La apologética final, como nos enseñó Schaeffer, se encuentra en el amor que mostramos por una persona. La claridad sin compasión, de nada sirve. Es el amor de Dios, el que nos convence de la verdad de Cristo Jesús. Ahora bien, si somos cristianos, la verdad nos importa, ¿por qué mentimos, entonces?
Para vivir, tenemos que poder confiar en otros. Necesitamos ser sinceros con nosotros mismos y los demás. El problema es que la verdad puede ser también fría, dura, cruel y despiadada. Decía T. S. Eliot, que “el ser humano no puede soportar mucha realidad”. Necesitamos la verdad para vivir, pero un poco de mentira, la hace más tolerable. El mandamiento sobre “no dar falso testimonio” (Éxodo 20:16) nos hablar del valor del nombre de una persona, su palabra y el valor de la verdad misma.

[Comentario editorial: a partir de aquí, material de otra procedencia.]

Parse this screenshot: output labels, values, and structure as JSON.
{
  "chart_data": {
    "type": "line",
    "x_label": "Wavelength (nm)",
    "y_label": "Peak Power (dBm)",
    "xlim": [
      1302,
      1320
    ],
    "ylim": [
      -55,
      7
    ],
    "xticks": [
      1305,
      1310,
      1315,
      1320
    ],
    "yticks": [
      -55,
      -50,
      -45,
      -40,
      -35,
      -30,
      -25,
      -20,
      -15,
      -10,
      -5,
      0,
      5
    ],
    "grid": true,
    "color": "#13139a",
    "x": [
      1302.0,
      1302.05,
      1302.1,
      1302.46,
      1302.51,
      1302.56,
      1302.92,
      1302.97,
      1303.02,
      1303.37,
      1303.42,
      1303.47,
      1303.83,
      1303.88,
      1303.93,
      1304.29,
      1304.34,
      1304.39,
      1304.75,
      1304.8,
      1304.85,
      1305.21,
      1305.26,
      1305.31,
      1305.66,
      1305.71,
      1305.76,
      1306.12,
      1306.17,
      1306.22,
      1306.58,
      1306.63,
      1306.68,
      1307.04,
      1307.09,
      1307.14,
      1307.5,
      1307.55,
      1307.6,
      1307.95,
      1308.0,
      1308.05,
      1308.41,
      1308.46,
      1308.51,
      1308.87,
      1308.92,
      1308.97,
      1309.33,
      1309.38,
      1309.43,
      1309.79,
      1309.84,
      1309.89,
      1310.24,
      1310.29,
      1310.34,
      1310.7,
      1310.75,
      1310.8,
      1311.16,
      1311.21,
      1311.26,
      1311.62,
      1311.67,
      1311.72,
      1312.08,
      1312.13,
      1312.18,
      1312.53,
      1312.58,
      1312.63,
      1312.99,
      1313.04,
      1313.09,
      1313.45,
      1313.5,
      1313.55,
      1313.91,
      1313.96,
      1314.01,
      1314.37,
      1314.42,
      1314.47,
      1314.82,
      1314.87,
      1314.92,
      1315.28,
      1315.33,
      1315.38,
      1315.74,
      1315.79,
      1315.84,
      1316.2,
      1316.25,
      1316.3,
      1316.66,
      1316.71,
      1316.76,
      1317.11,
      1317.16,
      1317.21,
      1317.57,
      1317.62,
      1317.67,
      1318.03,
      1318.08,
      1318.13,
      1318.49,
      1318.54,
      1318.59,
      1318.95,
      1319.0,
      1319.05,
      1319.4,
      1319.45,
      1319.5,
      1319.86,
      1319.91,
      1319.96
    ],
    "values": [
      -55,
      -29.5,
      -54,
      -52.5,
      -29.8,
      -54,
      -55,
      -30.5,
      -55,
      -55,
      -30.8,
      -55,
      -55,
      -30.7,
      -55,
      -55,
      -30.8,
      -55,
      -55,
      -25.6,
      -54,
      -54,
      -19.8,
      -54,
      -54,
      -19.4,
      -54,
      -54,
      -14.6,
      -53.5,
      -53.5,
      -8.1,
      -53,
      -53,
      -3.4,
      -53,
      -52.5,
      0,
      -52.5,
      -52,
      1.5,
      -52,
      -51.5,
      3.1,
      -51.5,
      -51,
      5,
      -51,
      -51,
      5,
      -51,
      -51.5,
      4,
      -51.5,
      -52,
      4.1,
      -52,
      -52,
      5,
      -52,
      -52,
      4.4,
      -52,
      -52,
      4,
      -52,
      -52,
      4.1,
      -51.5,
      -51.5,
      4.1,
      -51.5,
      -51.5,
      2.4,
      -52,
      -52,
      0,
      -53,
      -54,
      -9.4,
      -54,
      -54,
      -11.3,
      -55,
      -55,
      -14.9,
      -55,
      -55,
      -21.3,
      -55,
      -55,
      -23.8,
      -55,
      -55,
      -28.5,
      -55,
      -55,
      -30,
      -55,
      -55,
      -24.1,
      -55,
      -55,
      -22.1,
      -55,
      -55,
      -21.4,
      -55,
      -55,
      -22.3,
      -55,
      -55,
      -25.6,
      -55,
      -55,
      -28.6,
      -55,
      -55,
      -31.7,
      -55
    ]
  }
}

Lutero dice que no debemos confundir la mentira con la prudencia. No podemos basar nuestras acciones en la sospecha, pero tampoco podemos caer en la credulidad. Cercas se pregunta una y otra vez, si la ficción nos salva, pero descubre que “al final solo la realidad nos puede salvar”. Ahora bien, ¿cuál es esa verdad? El Evangelio nos revela que la única salvación está en la Verdad que es Cristo Jesús. Si nos refugiamos en Él, nuestros engaños, errores, hipocresías, mentiras, chismes y calumnias, no prevalecerán en contra nuestra, sino que “recibiremos la justicia de Dios” (2 Corintios 5:21). ¡Esta es nuestra única esperanza!